Daventry Hill School opened in 2016 for children aged five to 18 with severe or complex learning difficulties.
After a turbulent two years, the school joined the Creating Tomorrow Multi Academy Trust in October 2018 and appointed a new leadership team, but when Ofsted inspectors visited in June, they said that the impact of the changes had yet to be felt.
Inspectors judged the quality of teaching and pupil outcomes as inadequate and said that the effectiveness of leadership and pupils' personal development, behaviour and welfare requires improvement.
However, Kevin Latham, the trust's CEO, said that the foundations are now in place to bring about improvements and that staff are committed to building on the changes that have already been made, including a new curriculum and assessment scheme.
In their report, inspectors noted: "The quality of teaching is poor.
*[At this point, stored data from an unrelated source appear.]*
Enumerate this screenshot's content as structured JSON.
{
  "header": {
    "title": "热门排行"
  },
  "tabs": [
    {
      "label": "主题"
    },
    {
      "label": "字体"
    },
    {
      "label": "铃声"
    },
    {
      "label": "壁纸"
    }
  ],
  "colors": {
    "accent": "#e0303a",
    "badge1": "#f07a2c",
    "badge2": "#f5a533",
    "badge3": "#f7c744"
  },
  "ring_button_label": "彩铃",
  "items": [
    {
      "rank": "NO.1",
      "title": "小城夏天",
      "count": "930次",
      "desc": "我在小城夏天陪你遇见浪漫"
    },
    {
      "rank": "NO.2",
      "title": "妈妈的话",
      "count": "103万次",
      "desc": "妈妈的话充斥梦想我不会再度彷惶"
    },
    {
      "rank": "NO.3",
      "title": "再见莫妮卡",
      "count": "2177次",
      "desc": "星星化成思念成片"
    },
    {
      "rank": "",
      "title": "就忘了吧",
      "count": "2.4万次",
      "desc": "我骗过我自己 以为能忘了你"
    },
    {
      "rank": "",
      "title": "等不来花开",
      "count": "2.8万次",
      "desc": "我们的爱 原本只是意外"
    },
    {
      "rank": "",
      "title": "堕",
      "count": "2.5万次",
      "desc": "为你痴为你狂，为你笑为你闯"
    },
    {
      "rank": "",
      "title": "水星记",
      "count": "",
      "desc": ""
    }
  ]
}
Too many teachers do not plan learning to help pupils develop their knowledge and skills effectively. The most able pupils underachieve.
"Leaders do not hold teachers to account well enough for the progress that pupils make. Teaching is inadequate."
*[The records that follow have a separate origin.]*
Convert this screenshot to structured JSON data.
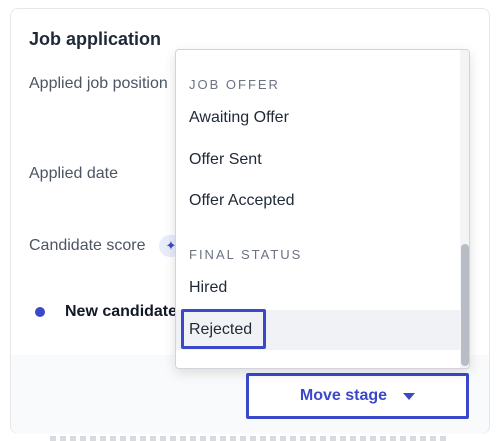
{
  "card": {
    "title": "Job application",
    "fields": {
      "applied_position_label": "Applied job position",
      "applied_date_label": "Applied date",
      "candidate_score_label": "Candidate score"
    },
    "status": "New candidate"
  },
  "ai_badge_icon": "sparkle-icon",
  "dropdown": {
    "sections": [
      {
        "header": "JOB OFFER",
        "items": [
          "Awaiting Offer",
          "Offer Sent",
          "Offer Accepted"
        ]
      },
      {
        "header": "FINAL STATUS",
        "items": [
          "Hired",
          "Rejected"
        ]
      }
    ],
    "highlighted_item": "Rejected"
  },
  "action": {
    "move_stage_label": "Move stage",
    "caret_icon": "chevron-down-icon"
  },
  "colors": {
    "accent": "#3b49c9",
    "hover_bg": "#f0f2f5"
  }
}
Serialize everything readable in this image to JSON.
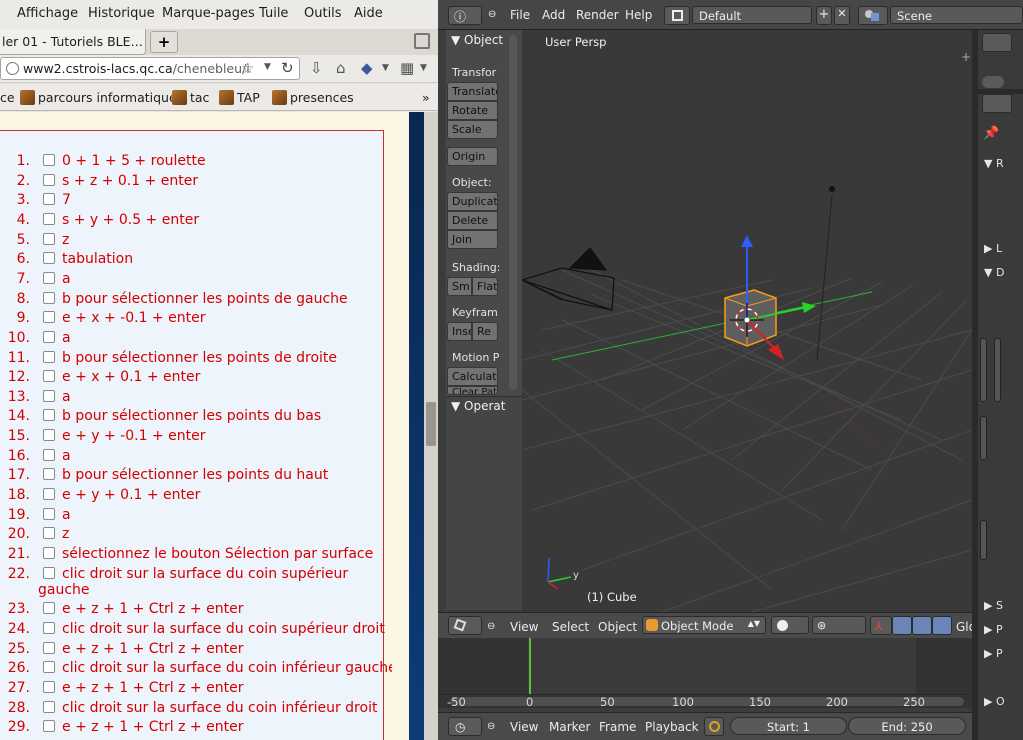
{
  "firefox": {
    "menu": [
      "Affichage",
      "Historique",
      "Marque-pages",
      "Tuile",
      "Outils",
      "Aide"
    ],
    "tab": {
      "title": "ler 01 - Tutoriels BLE…",
      "new_tab": "+"
    },
    "url": {
      "host": "www2.cstrois-lacs.qc.ca",
      "path": "/chenebleu/i"
    },
    "bookmarks": {
      "first": "ce",
      "items": [
        "parcours informatique",
        "tac",
        "TAP",
        "presences"
      ],
      "more": "»"
    },
    "steps": [
      {
        "n": "1.",
        "text": "0 + 1 + 5 + roulette"
      },
      {
        "n": "2.",
        "text": "s + z + 0.1 + enter"
      },
      {
        "n": "3.",
        "text": "7"
      },
      {
        "n": "4.",
        "text": "s + y + 0.5 + enter"
      },
      {
        "n": "5.",
        "text": "z"
      },
      {
        "n": "6.",
        "text": "tabulation"
      },
      {
        "n": "7.",
        "text": "a"
      },
      {
        "n": "8.",
        "text": "b pour sélectionner les points de gauche"
      },
      {
        "n": "9.",
        "text": "e + x + -0.1 + enter"
      },
      {
        "n": "10.",
        "text": "a"
      },
      {
        "n": "11.",
        "text": "b pour sélectionner les points de droite"
      },
      {
        "n": "12.",
        "text": "e + x + 0.1 + enter"
      },
      {
        "n": "13.",
        "text": "a"
      },
      {
        "n": "14.",
        "text": "b pour sélectionner les points du bas"
      },
      {
        "n": "15.",
        "text": "e + y + -0.1 + enter"
      },
      {
        "n": "16.",
        "text": "a"
      },
      {
        "n": "17.",
        "text": "b pour sélectionner les points du haut"
      },
      {
        "n": "18.",
        "text": "e + y + 0.1 + enter"
      },
      {
        "n": "19.",
        "text": "a"
      },
      {
        "n": "20.",
        "text": "z"
      },
      {
        "n": "21.",
        "text": "sélectionnez le bouton Sélection par surface"
      },
      {
        "n": "22.",
        "text": "clic droit sur la surface du coin supérieur",
        "text2": "gauche"
      },
      {
        "n": "23.",
        "text": "e + z + 1 + Ctrl z + enter"
      },
      {
        "n": "24.",
        "text": "clic droit sur la surface du coin supérieur droit"
      },
      {
        "n": "25.",
        "text": "e + z + 1 + Ctrl z + enter"
      },
      {
        "n": "26.",
        "text": "clic droit sur la surface du coin inférieur gauche"
      },
      {
        "n": "27.",
        "text": "e + z + 1 + Ctrl z + enter"
      },
      {
        "n": "28.",
        "text": "clic droit sur la surface du coin inférieur droit"
      },
      {
        "n": "29.",
        "text": "e + z + 1 + Ctrl z + enter"
      }
    ]
  },
  "blender": {
    "top_menu": [
      "File",
      "Add",
      "Render",
      "Help"
    ],
    "screen_layout": "Default",
    "scene": "Scene",
    "tools": {
      "object_tab": "Object",
      "transform_label": "Transfor",
      "transform_buttons": [
        "Translate",
        "Rotate",
        "Scale"
      ],
      "origin": "Origin",
      "object_label": "Object:",
      "object_buttons": [
        "Duplicat",
        "Delete",
        "Join"
      ],
      "shading_label": "Shading:",
      "shading_buttons": [
        "Sm",
        "Flat"
      ],
      "keyframe_label": "Keyfram",
      "keyframe_buttons": [
        "Inse",
        "Re"
      ],
      "motion_label": "Motion P",
      "motion_button": "Calculat",
      "motion_button2": "Clear Pat",
      "operator_panel": "Operat"
    },
    "viewport": {
      "title": "User Persp",
      "object_name": "(1) Cube"
    },
    "view_header": {
      "items": [
        "View",
        "Select",
        "Object"
      ],
      "mode": "Object Mode",
      "global": "Glo"
    },
    "timeline": {
      "numbers": [
        "-50",
        "0",
        "50",
        "100",
        "150",
        "200",
        "250"
      ],
      "current_frame_position": 0
    },
    "timeline_header": {
      "items": [
        "View",
        "Marker",
        "Frame",
        "Playback"
      ],
      "start": "Start: 1",
      "end": "End: 250"
    },
    "properties_letters": [
      "R",
      "L",
      "D",
      "S",
      "P",
      "P",
      "O"
    ],
    "colors": {
      "x_axis": "#d42222",
      "y_axis": "#2ad02a",
      "z_axis": "#2f5cff",
      "selection": "#ff9a1a",
      "timeline_frame": "#58c238"
    }
  }
}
They also raised concerns about the high rate of exclusions compared to similar schools, saying: "Although exclusions have reduced in the current year, some staff are not skilled enough to support pupils who have more severe social, emotional and mental health needs."
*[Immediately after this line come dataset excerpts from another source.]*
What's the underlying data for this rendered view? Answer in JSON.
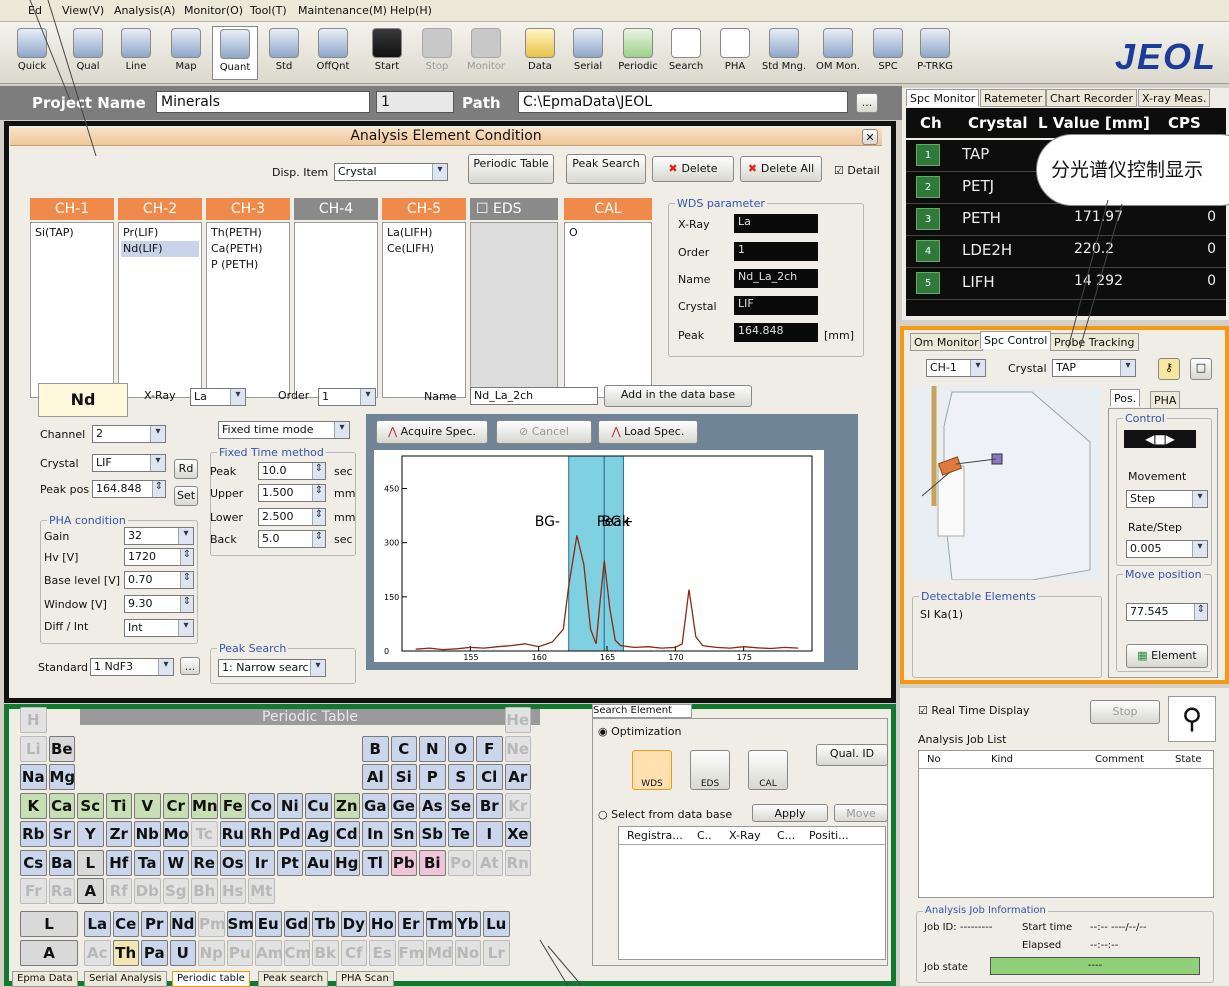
{
  "menu": [
    "Ed",
    "View(V)",
    "Analysis(A)",
    "Monitor(O)",
    "Tool(T)",
    "Maintenance(M)",
    "Help(H)"
  ],
  "toolbar": [
    "Quick",
    "Qual",
    "Line",
    "Map",
    "Quant",
    "Std",
    "OffQnt",
    "Start",
    "Stop",
    "Monitor",
    "Data",
    "Serial",
    "Periodic",
    "Search",
    "PHA",
    "Std Mng.",
    "OM Mon.",
    "SPC",
    "P-TRKG"
  ],
  "logo": "JEOL",
  "project": {
    "name_label": "Project Name",
    "name": "Minerals",
    "number": "1",
    "path_label": "Path",
    "path": "C:\\EpmaData\\JEOL",
    "browse": "..."
  },
  "aec": {
    "title": "Analysis Element Condition",
    "disp_item_label": "Disp. Item",
    "disp_item": "Crystal",
    "periodic_table_btn": "Periodic Table",
    "peak_search_btn": "Peak Search",
    "delete_btn": "Delete",
    "delete_all_btn": "Delete All",
    "detail": "Detail",
    "channels": [
      {
        "name": "CH-1",
        "items": [
          "Si(TAP)"
        ]
      },
      {
        "name": "CH-2",
        "items": [
          "Pr(LIF)",
          "Nd(LIF)"
        ]
      },
      {
        "name": "CH-3",
        "items": [
          "Th(PETH)",
          "Ca(PETH)",
          "P (PETH)"
        ]
      },
      {
        "name": "CH-4",
        "items": []
      },
      {
        "name": "CH-5",
        "items": [
          "La(LIFH)",
          "Ce(LIFH)"
        ]
      },
      {
        "name": "EDS",
        "items": []
      },
      {
        "name": "CAL",
        "items": [
          "O"
        ]
      }
    ],
    "wds": {
      "title": "WDS parameter",
      "xray_label": "X-Ray",
      "xray": "La",
      "order_label": "Order",
      "order": "1",
      "name_label": "Name",
      "name": "Nd_La_2ch",
      "crystal_label": "Crystal",
      "crystal": "LIF",
      "peak_label": "Peak",
      "peak": "164.848",
      "peak_unit": "[mm]"
    },
    "element": "Nd",
    "xray_label": "X-Ray",
    "xray": "La",
    "order_label": "Order",
    "order": "1",
    "name_label": "Name",
    "name": "Nd_La_2ch",
    "add_db": "Add in the data base",
    "channel_label": "Channel",
    "channel": "2",
    "crystal_label": "Crystal",
    "crystal": "LIF",
    "rd": "Rd",
    "peakpos_label": "Peak pos",
    "peakpos": "164.848",
    "set": "Set",
    "pha_title": "PHA condition",
    "gain_label": "Gain",
    "gain": "32",
    "hv_label": "Hv [V]",
    "hv": "1720",
    "base_label": "Base level [V]",
    "base": "0.70",
    "window_label": "Window [V]",
    "window": "9.30",
    "diff_label": "Diff / Int",
    "diff": "Int",
    "standard_label": "Standard",
    "standard": "1 NdF3",
    "std_btn": "...",
    "mode": "Fixed time mode",
    "ftm_title": "Fixed Time method",
    "ftm": [
      {
        "label": "Peak",
        "value": "10.0",
        "unit": "sec"
      },
      {
        "label": "Upper",
        "value": "1.500",
        "unit": "mm"
      },
      {
        "label": "Lower",
        "value": "2.500",
        "unit": "mm"
      },
      {
        "label": "Back",
        "value": "5.0",
        "unit": "sec"
      }
    ],
    "ps_title": "Peak Search",
    "ps": "1: Narrow searc",
    "acquire": "Acquire Spec.",
    "cancel": "Cancel",
    "load": "Load Spec.",
    "labels": {
      "bgm": "BG-",
      "peak": "Peak",
      "bgp": "BG+"
    }
  },
  "chart_data": {
    "type": "line",
    "title": "",
    "xlabel": "",
    "ylabel": "",
    "xlim": [
      150,
      180
    ],
    "ylim": [
      0,
      540
    ],
    "xticks": [
      "155",
      "160",
      "165",
      "170",
      "175"
    ],
    "yticks": [
      "0",
      "150",
      "300",
      "450"
    ],
    "bands": [
      [
        162.2,
        164.8
      ],
      [
        164.8,
        166.2
      ]
    ],
    "x": [
      151,
      152,
      153,
      154,
      155,
      156,
      157,
      158,
      159,
      160,
      161,
      161.8,
      162.2,
      162.8,
      163.3,
      163.8,
      164.2,
      164.5,
      164.8,
      165.2,
      165.6,
      166,
      167,
      168,
      169,
      170,
      170.5,
      171,
      171.5,
      172,
      173,
      174,
      175,
      176,
      177,
      178,
      179
    ],
    "y": [
      5,
      8,
      4,
      6,
      10,
      8,
      12,
      15,
      20,
      12,
      25,
      60,
      180,
      320,
      240,
      60,
      20,
      140,
      250,
      120,
      30,
      15,
      10,
      12,
      8,
      10,
      20,
      170,
      40,
      15,
      10,
      8,
      12,
      9,
      7,
      10,
      8
    ]
  },
  "periodic": {
    "title": "Periodic Table",
    "rows": [
      [
        {
          "s": "H",
          "c": "f",
          "col": 0
        },
        {
          "s": "He",
          "c": "f",
          "col": 17
        }
      ],
      [
        {
          "s": "Li",
          "c": "f",
          "col": 0
        },
        {
          "s": "Be",
          "c": "gr",
          "col": 1
        },
        {
          "s": "B",
          "c": "b",
          "col": 12
        },
        {
          "s": "C",
          "c": "b",
          "col": 13
        },
        {
          "s": "N",
          "c": "b",
          "col": 14
        },
        {
          "s": "O",
          "c": "b",
          "col": 15
        },
        {
          "s": "F",
          "c": "b",
          "col": 16
        },
        {
          "s": "Ne",
          "c": "f",
          "col": 17
        }
      ],
      [
        {
          "s": "Na",
          "c": "b",
          "col": 0
        },
        {
          "s": "Mg",
          "c": "b",
          "col": 1
        },
        {
          "s": "Al",
          "c": "b",
          "col": 12
        },
        {
          "s": "Si",
          "c": "b",
          "col": 13
        },
        {
          "s": "P",
          "c": "b",
          "col": 14
        },
        {
          "s": "S",
          "c": "b",
          "col": 15
        },
        {
          "s": "Cl",
          "c": "b",
          "col": 16
        },
        {
          "s": "Ar",
          "c": "b",
          "col": 17
        }
      ],
      [
        {
          "s": "K",
          "c": "",
          "col": 0
        },
        {
          "s": "Ca",
          "c": "",
          "col": 1
        },
        {
          "s": "Sc",
          "c": "",
          "col": 2
        },
        {
          "s": "Ti",
          "c": "",
          "col": 3
        },
        {
          "s": "V",
          "c": "",
          "col": 4
        },
        {
          "s": "Cr",
          "c": "",
          "col": 5
        },
        {
          "s": "Mn",
          "c": "",
          "col": 6
        },
        {
          "s": "Fe",
          "c": "",
          "col": 7
        },
        {
          "s": "Co",
          "c": "b",
          "col": 8
        },
        {
          "s": "Ni",
          "c": "b",
          "col": 9
        },
        {
          "s": "Cu",
          "c": "b",
          "col": 10
        },
        {
          "s": "Zn",
          "c": "",
          "col": 11
        },
        {
          "s": "Ga",
          "c": "b",
          "col": 12
        },
        {
          "s": "Ge",
          "c": "b",
          "col": 13
        },
        {
          "s": "As",
          "c": "b",
          "col": 14
        },
        {
          "s": "Se",
          "c": "b",
          "col": 15
        },
        {
          "s": "Br",
          "c": "b",
          "col": 16
        },
        {
          "s": "Kr",
          "c": "f",
          "col": 17
        }
      ],
      [
        {
          "s": "Rb",
          "c": "b",
          "col": 0
        },
        {
          "s": "Sr",
          "c": "b",
          "col": 1
        },
        {
          "s": "Y",
          "c": "b",
          "col": 2
        },
        {
          "s": "Zr",
          "c": "b",
          "col": 3
        },
        {
          "s": "Nb",
          "c": "b",
          "col": 4
        },
        {
          "s": "Mo",
          "c": "b",
          "col": 5
        },
        {
          "s": "Tc",
          "c": "f",
          "col": 6
        },
        {
          "s": "Ru",
          "c": "b",
          "col": 7
        },
        {
          "s": "Rh",
          "c": "b",
          "col": 8
        },
        {
          "s": "Pd",
          "c": "b",
          "col": 9
        },
        {
          "s": "Ag",
          "c": "b",
          "col": 10
        },
        {
          "s": "Cd",
          "c": "b",
          "col": 11
        },
        {
          "s": "In",
          "c": "b",
          "col": 12
        },
        {
          "s": "Sn",
          "c": "b",
          "col": 13
        },
        {
          "s": "Sb",
          "c": "b",
          "col": 14
        },
        {
          "s": "Te",
          "c": "b",
          "col": 15
        },
        {
          "s": "I",
          "c": "b",
          "col": 16
        },
        {
          "s": "Xe",
          "c": "b",
          "col": 17
        }
      ],
      [
        {
          "s": "Cs",
          "c": "b",
          "col": 0
        },
        {
          "s": "Ba",
          "c": "b",
          "col": 1
        },
        {
          "s": "L",
          "c": "gr",
          "col": 2
        },
        {
          "s": "Hf",
          "c": "b",
          "col": 3
        },
        {
          "s": "Ta",
          "c": "b",
          "col": 4
        },
        {
          "s": "W",
          "c": "b",
          "col": 5
        },
        {
          "s": "Re",
          "c": "b",
          "col": 6
        },
        {
          "s": "Os",
          "c": "b",
          "col": 7
        },
        {
          "s": "Ir",
          "c": "b",
          "col": 8
        },
        {
          "s": "Pt",
          "c": "b",
          "col": 9
        },
        {
          "s": "Au",
          "c": "b",
          "col": 10
        },
        {
          "s": "Hg",
          "c": "b",
          "col": 11
        },
        {
          "s": "Tl",
          "c": "b",
          "col": 12
        },
        {
          "s": "Pb",
          "c": "p",
          "col": 13
        },
        {
          "s": "Bi",
          "c": "p",
          "col": 14
        },
        {
          "s": "Po",
          "c": "f",
          "col": 15
        },
        {
          "s": "At",
          "c": "f",
          "col": 16
        },
        {
          "s": "Rn",
          "c": "f",
          "col": 17
        }
      ],
      [
        {
          "s": "Fr",
          "c": "f",
          "col": 0
        },
        {
          "s": "Ra",
          "c": "f",
          "col": 1
        },
        {
          "s": "A",
          "c": "gr",
          "col": 2
        },
        {
          "s": "Rf",
          "c": "f",
          "col": 3
        },
        {
          "s": "Db",
          "c": "f",
          "col": 4
        },
        {
          "s": "Sg",
          "c": "f",
          "col": 5
        },
        {
          "s": "Bh",
          "c": "f",
          "col": 6
        },
        {
          "s": "Hs",
          "c": "f",
          "col": 7
        },
        {
          "s": "Mt",
          "c": "f",
          "col": 8
        }
      ]
    ],
    "lanth_label": "L",
    "lanth": [
      {
        "s": "La",
        "c": "b"
      },
      {
        "s": "Ce",
        "c": "b"
      },
      {
        "s": "Pr",
        "c": "b"
      },
      {
        "s": "Nd",
        "c": "b"
      },
      {
        "s": "Pm",
        "c": "f"
      },
      {
        "s": "Sm",
        "c": "b"
      },
      {
        "s": "Eu",
        "c": "b"
      },
      {
        "s": "Gd",
        "c": "b"
      },
      {
        "s": "Tb",
        "c": "b"
      },
      {
        "s": "Dy",
        "c": "b"
      },
      {
        "s": "Ho",
        "c": "b"
      },
      {
        "s": "Er",
        "c": "b"
      },
      {
        "s": "Tm",
        "c": "b"
      },
      {
        "s": "Yb",
        "c": "b"
      },
      {
        "s": "Lu",
        "c": "b"
      }
    ],
    "act_label": "A",
    "act": [
      {
        "s": "Ac",
        "c": "f"
      },
      {
        "s": "Th",
        "c": "y"
      },
      {
        "s": "Pa",
        "c": "b"
      },
      {
        "s": "U",
        "c": "b"
      },
      {
        "s": "Np",
        "c": "f"
      },
      {
        "s": "Pu",
        "c": "f"
      },
      {
        "s": "Am",
        "c": "f"
      },
      {
        "s": "Cm",
        "c": "f"
      },
      {
        "s": "Bk",
        "c": "f"
      },
      {
        "s": "Cf",
        "c": "f"
      },
      {
        "s": "Es",
        "c": "f"
      },
      {
        "s": "Fm",
        "c": "f"
      },
      {
        "s": "Md",
        "c": "f"
      },
      {
        "s": "No",
        "c": "f"
      },
      {
        "s": "Lr",
        "c": "f"
      }
    ]
  },
  "search": {
    "tabs": [
      "Search",
      "Element"
    ],
    "optimization": "Optimization",
    "wds": "WDS",
    "eds": "EDS",
    "cal": "CAL",
    "qual_id": "Qual. ID",
    "select_db": "Select from data base",
    "apply": "Apply",
    "move": "Move",
    "cols": [
      "Registra...",
      "C..",
      "X-Ray",
      "C...",
      "Positi..."
    ]
  },
  "bottom_tabs": [
    "Epma Data",
    "Serial Analysis",
    "Periodic table",
    "Peak search",
    "PHA Scan"
  ],
  "spc_monitor": {
    "tabs": [
      "Spc Monitor",
      "Ratemeter",
      "Chart Recorder",
      "X-ray Meas."
    ],
    "headers": [
      "Ch",
      "Crystal",
      "L Value [mm]",
      "CPS"
    ],
    "rows": [
      {
        "ch": "1",
        "crystal": "TAP",
        "lval": "",
        "cps": ""
      },
      {
        "ch": "2",
        "crystal": "PETJ",
        "lval": "",
        "cps": ""
      },
      {
        "ch": "3",
        "crystal": "PETH",
        "lval": "171.97",
        "cps": "0"
      },
      {
        "ch": "4",
        "crystal": "LDE2H",
        "lval": "220.2",
        "cps": "0"
      },
      {
        "ch": "5",
        "crystal": "LIFH",
        "lval": "14 292",
        "cps": "0"
      }
    ]
  },
  "callout": "分光谱仪控制显示",
  "spc_control": {
    "tabs": [
      "Om Monitor",
      "Spc Control",
      "Probe Tracking"
    ],
    "ch": "CH-1",
    "crystal_label": "Crystal",
    "crystal": "TAP",
    "subtabs": [
      "Pos.",
      "PHA"
    ],
    "control": "Control",
    "movement_label": "Movement",
    "movement": "Step",
    "ratestep_label": "Rate/Step",
    "ratestep": "0.005",
    "move_label": "Move position",
    "move": "77.545",
    "element_btn": "Element",
    "detectable_label": "Detectable Elements",
    "detectable": "SI Ka(1)"
  },
  "jobs": {
    "realtime": "Real Time Display",
    "stop": "Stop",
    "job_list": "Analysis Job List",
    "cols": [
      "No",
      "Kind",
      "Comment",
      "State"
    ],
    "info_title": "Analysis Job Information",
    "jobid_label": "Job ID:",
    "jobid": "---------",
    "start_label": "Start time",
    "start": "--:-- ----/--/--",
    "elapsed_label": "Elapsed",
    "elapsed": "--:--:--",
    "state_label": "Job state",
    "state": "----"
  }
}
Inspectors did however acknowledge the changes head of school Gareth Ivett and his team have brought about, but said they haven't had sufficient time to improve teaching and pupil outcomes.
Their report reads: "The new leadership team has made a positive difference. They have prioritised pupils’ safety and behaviour. Safeguarding arrangements are now effective. The school is a calm and orderly environment and pupils’ behaviour and attendance are improving. The school’s new curriculum is supporting the pupils to understand their emotions and to feel safe.
"Leadership of the school has strengthened recently. New leaders lost no time in identifying and tackling the most urgent priorities.
"Since the school joined the Creating Tomorrow Multi Academy Trust, pupils’ behaviour has improved, and attendance has started to rise. Leaders have demonstrated the capacity to make improvements and pupils are ready to learn.
"Despite these positive changes, senior leaders have not yet had sufficient time to improve the quality of teaching and pupils’ outcomes."
The trust said that the school faced pressures when it first opened in 2016 after it accepted a large number of students who were previously home educated or who had social emotional and mental health needs. It says that the school was not prepared or resourced to meet these needs and so struggled to offer an appropriate education.
Mr Latham said: "We are all obviously disappointed with the overall judgement of inadequate, but we are very pleased that the inspectors highlighted the hard work that the staff and leaders have undertaken to start turning Daventry Hill School around.
"For the first time in three years, Year 11 students left Daventry Hill School this year with qualifications and all leavers have places at college – we think this is a success.
"We would like all students and families, and the local community, to know that everyone is committed to making sure that Daventry Hill continues to build on the foundations now in place, to quickly provide the education all the students deserve."